Lorsque des embouteillages se forment sur l’autoroute avant le Gothard, de nombreux automobilistes empruntent les routes cantonales et communales pour les contourner. La situation dans les villages du canton d’Uri n’est plus tenable. En organisant une action autour des passages piétons, la population a envoyé un signal fort contre le trafic d’évitement.

« Ça nous dégoûte ! », peut-on lire sur une banderole ; sur une autre : « Vous passez en plein milieu de notre salon ! ». Le message de la population est clair : les villages sont des lieux de vie, pas des couloirs de transit. Pour le faire savoir, une soixantaine d’habitants du canton d’Uri se sont rassemblés samedi matin 18 juillet sur le passage piéton près de l’église d’Amsteg. Ils souffrent tous du trafic d’évitement excessif qui, en cas d’embouteillage au Gothard, déferle à travers les villages.

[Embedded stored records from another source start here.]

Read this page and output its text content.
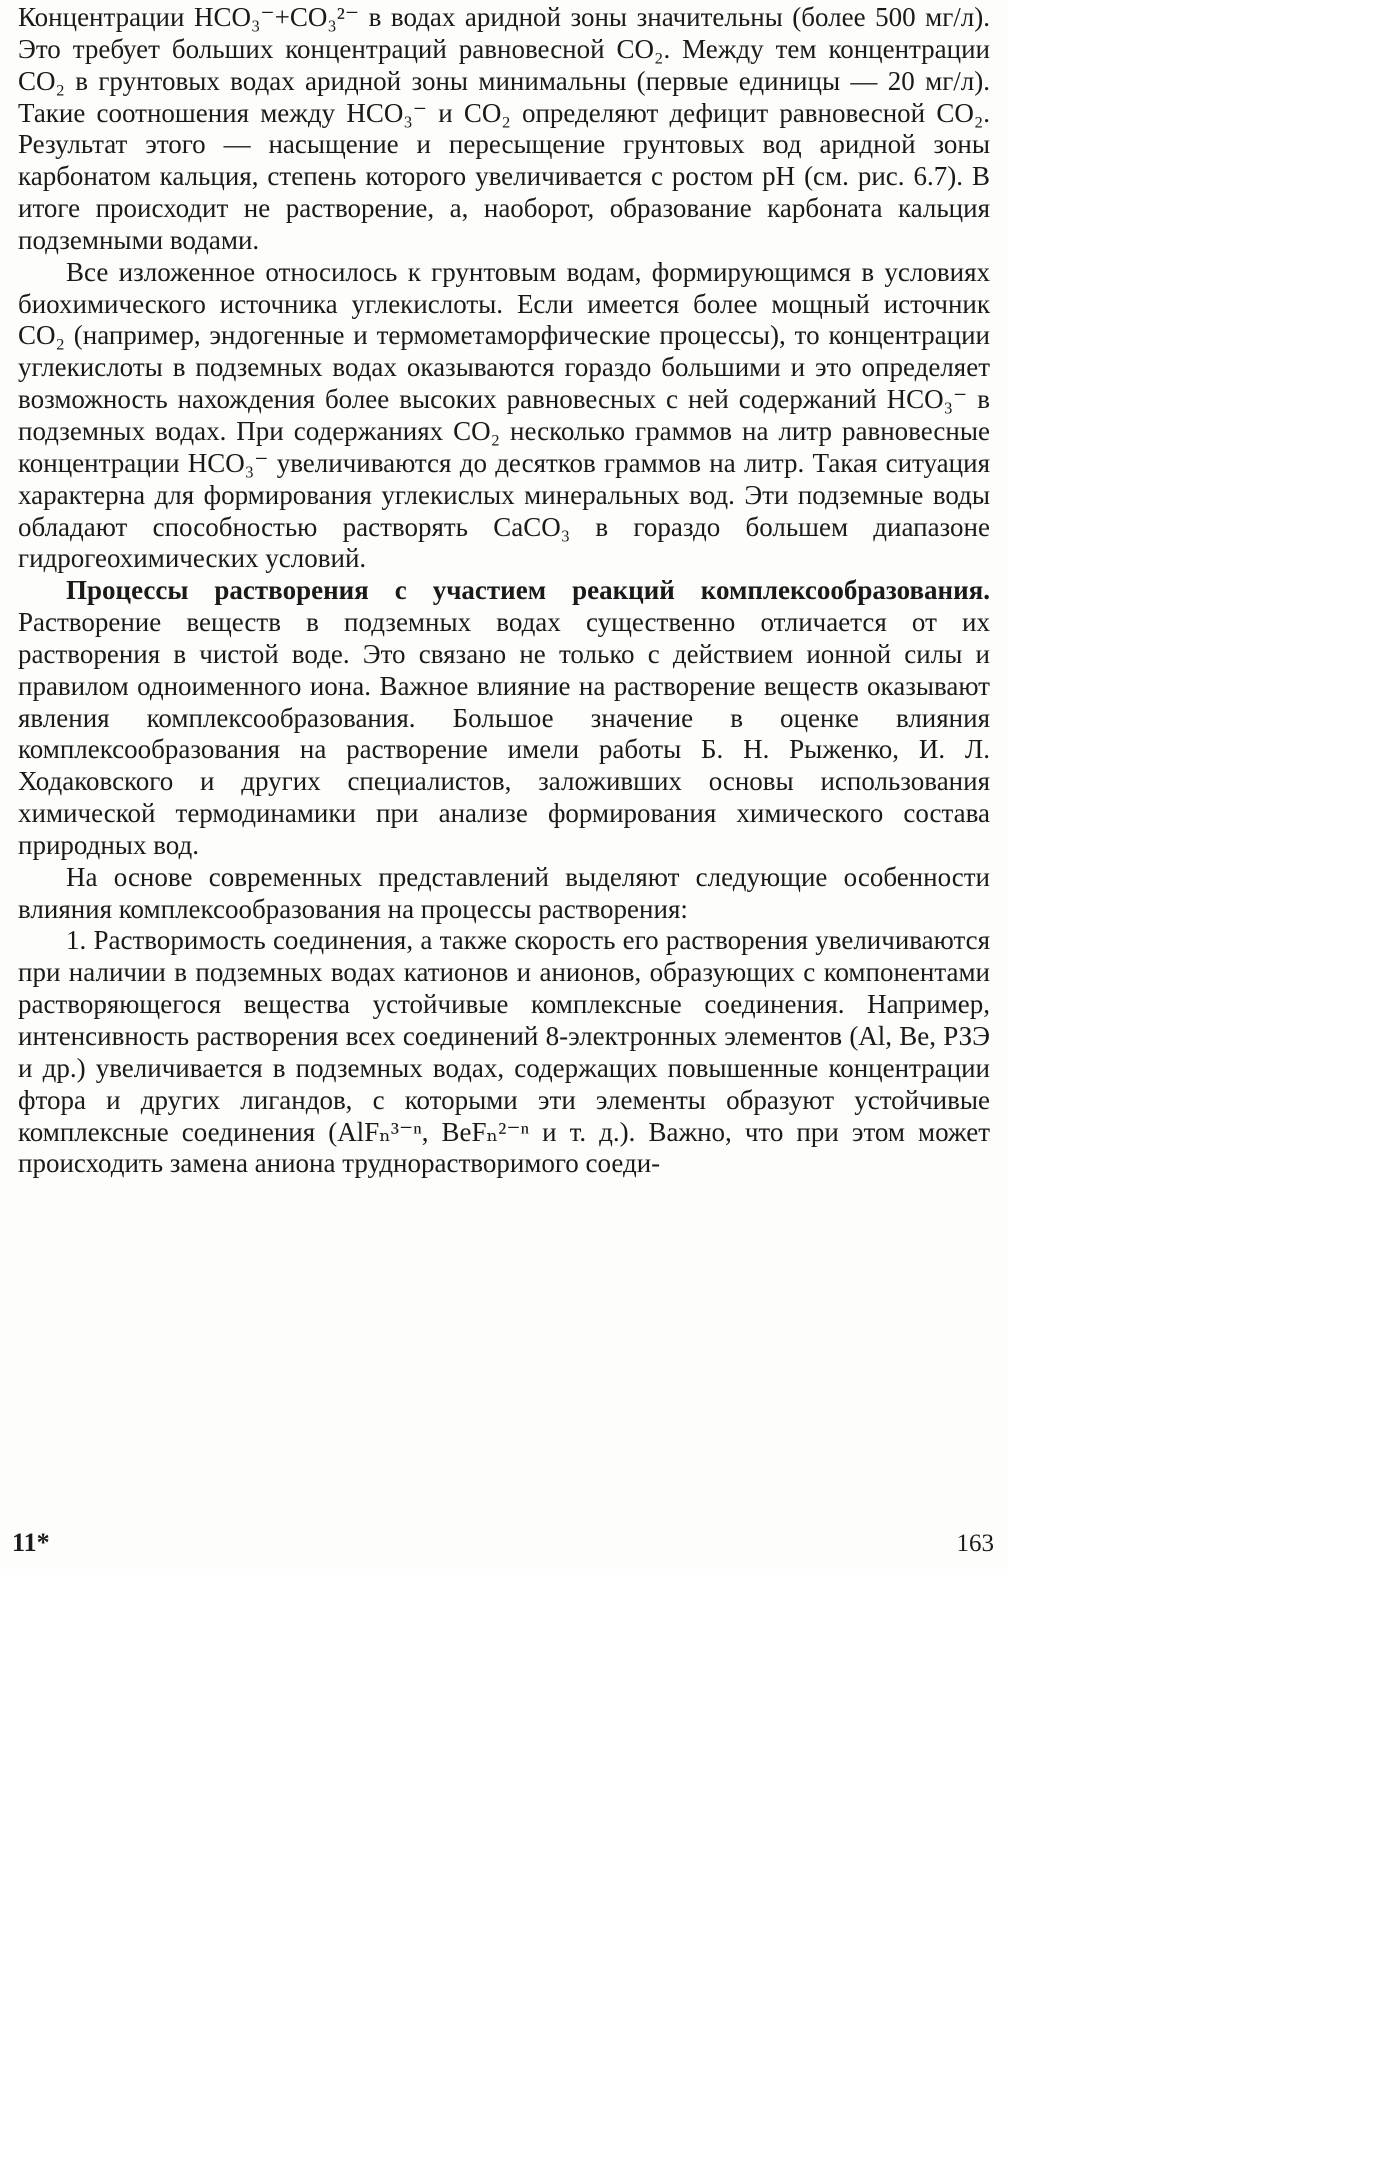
Концентрации HCO₃⁻+CO₃²⁻ в водах аридной зоны значительны (более 500 мг/л). Это требует больших концентраций равновесной CO₂. Между тем концентрации CO₂ в грунтовых водах аридной зоны минимальны (первые единицы — 20 мг/л). Такие соотношения между HCO₃⁻ и CO₂ определяют дефицит равновесной CO₂. Результат этого — насыщение и пересыщение грунтовых вод аридной зоны карбонатом кальция, степень которого увеличивается с ростом pH (см. рис. 6.7). В итоге происходит не растворение, а, наоборот, образование карбоната кальция подземными водами.

Все изложенное относилось к грунтовым водам, формирующимся в условиях биохимического источника углекислоты. Если имеется более мощный источник CO₂ (например, эндогенные и термометаморфические процессы), то концентрации углекислоты в подземных водах оказываются гораздо большими и это определяет возможность нахождения более высоких равновесных с ней содержаний HCO₃⁻ в подземных водах. При содержаниях CO₂ несколько граммов на литр равновесные концентрации HCO₃⁻ увеличиваются до десятков граммов на литр. Такая ситуация характерна для формирования углекислых минеральных вод. Эти подземные воды обладают способностью растворять CaCO₃ в гораздо большем диапазоне гидрогеохимических условий.

Процессы растворения с участием реакций комплексообразования. Растворение веществ в подземных водах существенно отличается от их растворения в чистой воде. Это связано не только с действием ионной силы и правилом одноименного иона. Важное влияние на растворение веществ оказывают явления комплексообразования. Большое значение в оценке влияния комплексообразования на растворение имели работы Б. Н. Рыженко, И. Л. Ходаковского и других специалистов, заложивших основы использования химической термодинамики при анализе формирования химического состава природных вод.

На основе современных представлений выделяют следующие особенности влияния комплексообразования на процессы растворения:

1. Растворимость соединения, а также скорость его растворения увеличиваются при наличии в подземных водах катионов и анионов, образующих с компонентами растворяющегося вещества устойчивые комплексные соединения. Например, интенсивность растворения всех соединений 8-электронных элементов (Al, Be, РЗЭ и др.) увеличивается в подземных водах, содержащих повышенные концентрации фтора и других лигандов, с которыми эти элементы образуют устойчивые комплексные соединения (AlFₙ³⁻ⁿ, BeFₙ²⁻ⁿ и т. д.). Важно, что при этом может происходить замена аниона труднорастворимого соеди-

11*	163
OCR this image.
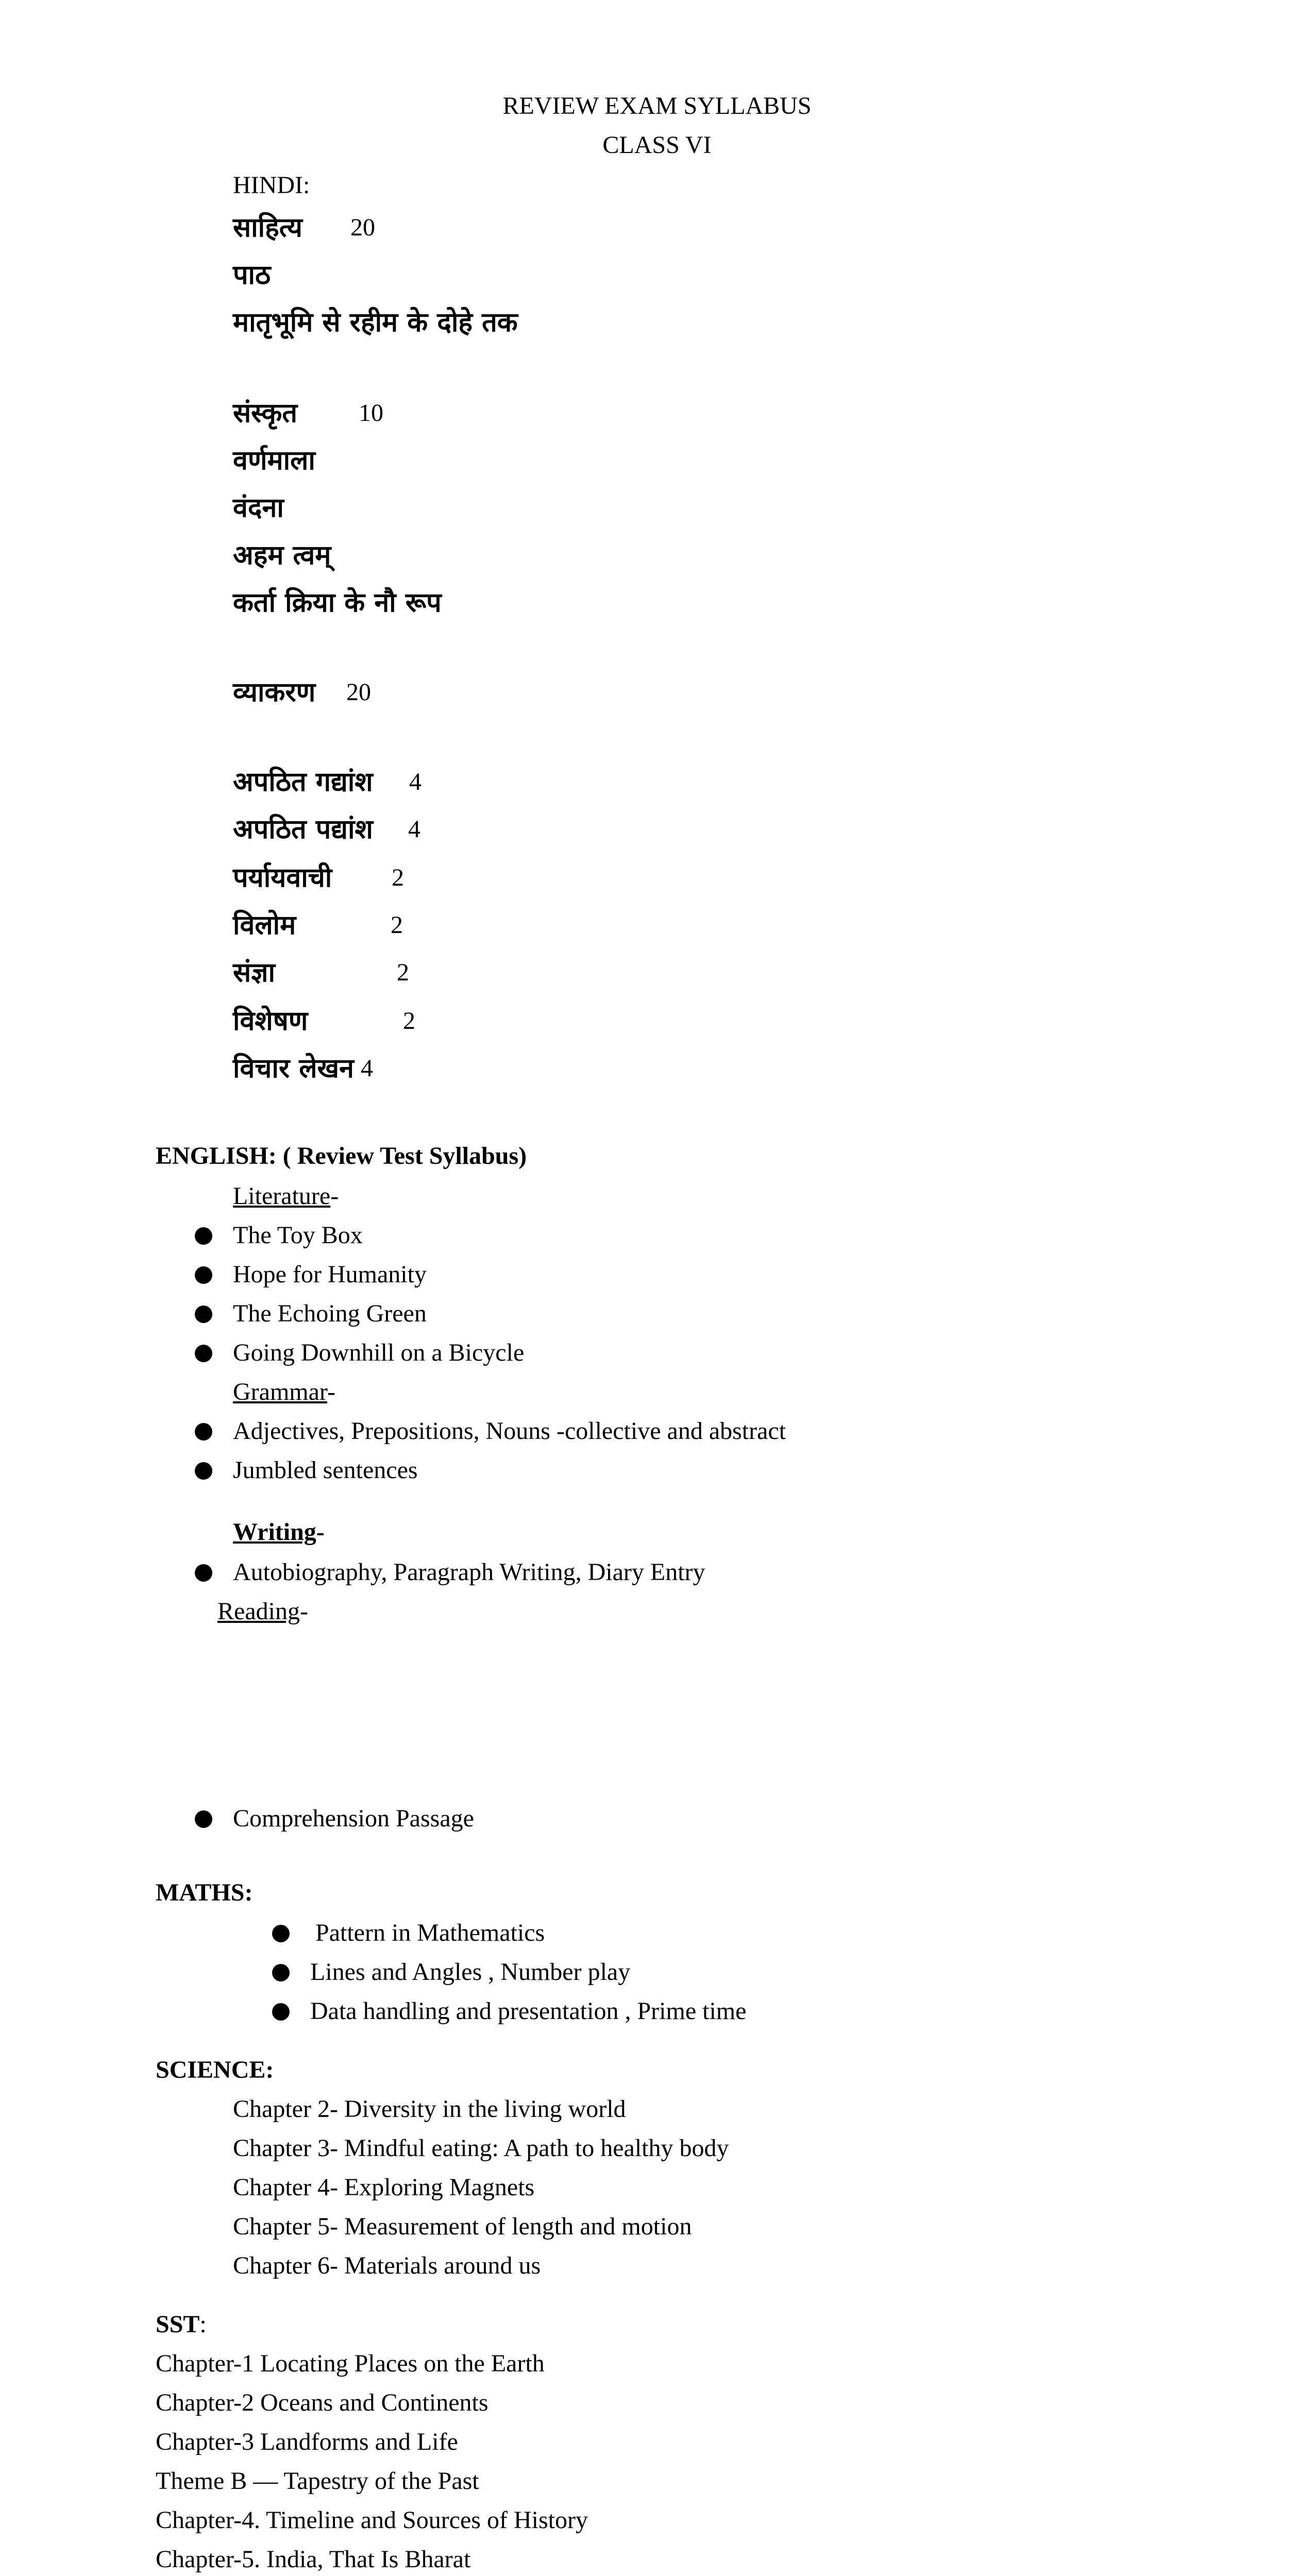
REVIEW EXAM SYLLABUS
CLASS VI
HINDI:
साहित्य 20
पाठ
मातृभूमि से रहीम के दोहे तक
संस्कृत 10
वर्णमाला
वंदना
अहम त्वम्
कर्ता क्रिया के नौ रूप
व्याकरण 20
अपठित गद्यांश 4
अपठित पद्यांश 4
पर्यायवाची 2
विलोम	2
संज्ञा	2
विशेषण	2
विचार लेखन 4
ENGLISH: ( Review Test Syllabus)
Literature-
The Toy Box
Hope for Humanity
The Echoing Green
Going Downhill on a Bicycle
Grammar-
Adjectives, Prepositions, Nouns -collective and abstract
Jumbled sentences
Writing-
Autobiography, Paragraph Writing, Diary Entry
Reading-
Comprehension Passage
MATHS:
Pattern in Mathematics
Lines and Angles , Number play
Data handling and presentation , Prime time
SCIENCE:
Chapter 2- Diversity in the living world
Chapter 3- Mindful eating: A path to healthy body
Chapter 4- Exploring Magnets
Chapter 5- Measurement of length and motion
Chapter 6- Materials around us
SST:
Chapter-1 Locating Places on the Earth
Chapter-2 Oceans and Continents
Chapter-3 Landforms and Life
Theme B — Tapestry of the Past
Chapter-4. Timeline and Sources of History
Chapter-5. India, That Is Bharat
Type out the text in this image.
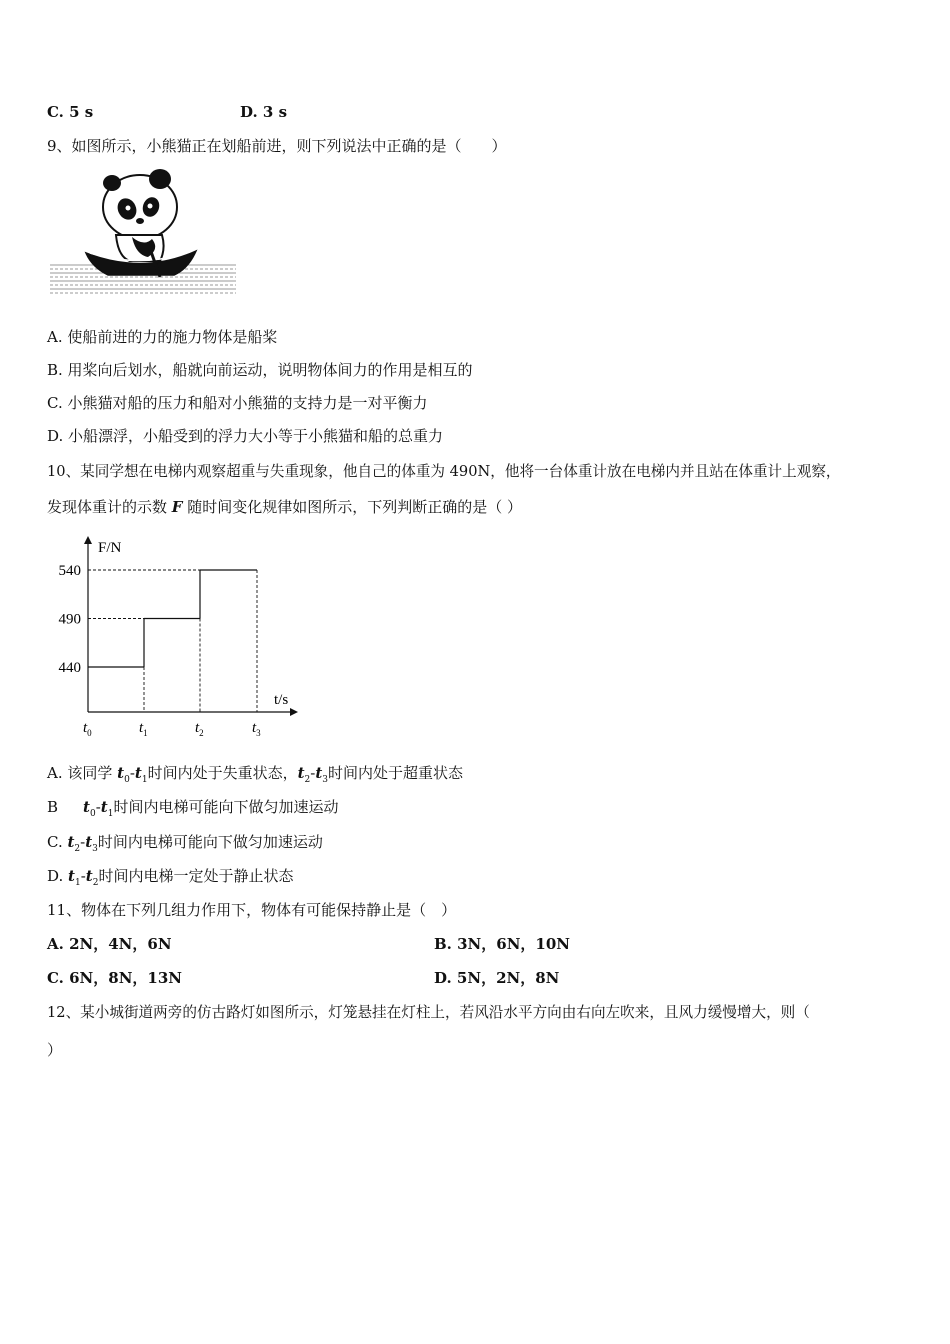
C. 5 s	D. 3 s
9、如图所示，小熊猫正在划船前进，则下列说法中正确的是（　　）
A. 使船前进的力的施力物体是船桨
B. 用桨向后划水，船就向前运动，说明物体间力的作用是相互的
C. 小熊猫对船的压力和船对小熊猫的支持力是一对平衡力
D. 小船漂浮，小船受到的浮力大小等于小熊猫和船的总重力
10、某同学想在电梯内观察超重与失重现象，他自己的体重为 490N，他将一台体重计放在电梯内并且站在体重计上观察，
发现体重计的示数 F 随时间变化规律如图所示，下列判断正确的是（ ）
F/N
t/s
540
490
440
$t_0$	$t_1$	$t_2$	$t_3$
A. 该同学 $t_0-t_1$时间内处于失重状态，$t_2-t_3$时间内处于超重状态
B　$t_0-t_1$时间内电梯可能向下做匀加速运动
C. $t_2-t_3$时间内电梯可能向下做匀加速运动
D. $t_1-t_2$时间内电梯一定处于静止状态
11、物体在下列几组力作用下，物体有可能保持静止是（　）
A. 2N，4N，6N	B. 3N，6N，10N
C. 6N，8N，13N	D. 5N，2N，8N
12、某小城街道两旁的仿古路灯如图所示，灯笼悬挂在灯柱上，若风沿水平方向由右向左吹来，且风力缓慢增大，则（
）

C’est le groupe d’intérêt Uri (GDI Uri) qui a lancé cette initiative. Pro Alps a soutenu cette action, car la protection des Alpes implique également de protéger les populations alpines contre le trafic routier – comme, l’exige la Constitution. L’article sur la protection des Alpes stipule que la Confédération doit limiter les nuisances causées par le trafic de transit « à un niveau non nuisible » (art. 84, al. 1, Cst.). Nous en sommes actuellement très loin. Chiara Gisler, membre du comité directeur, résume la situation en quelques mots dans son discours : « Nos villages sont des lieux de vie, pas des itinéraires de contournement. Le passage piéton symbolise précisément cela : les personnes doivent avoir la priorité. »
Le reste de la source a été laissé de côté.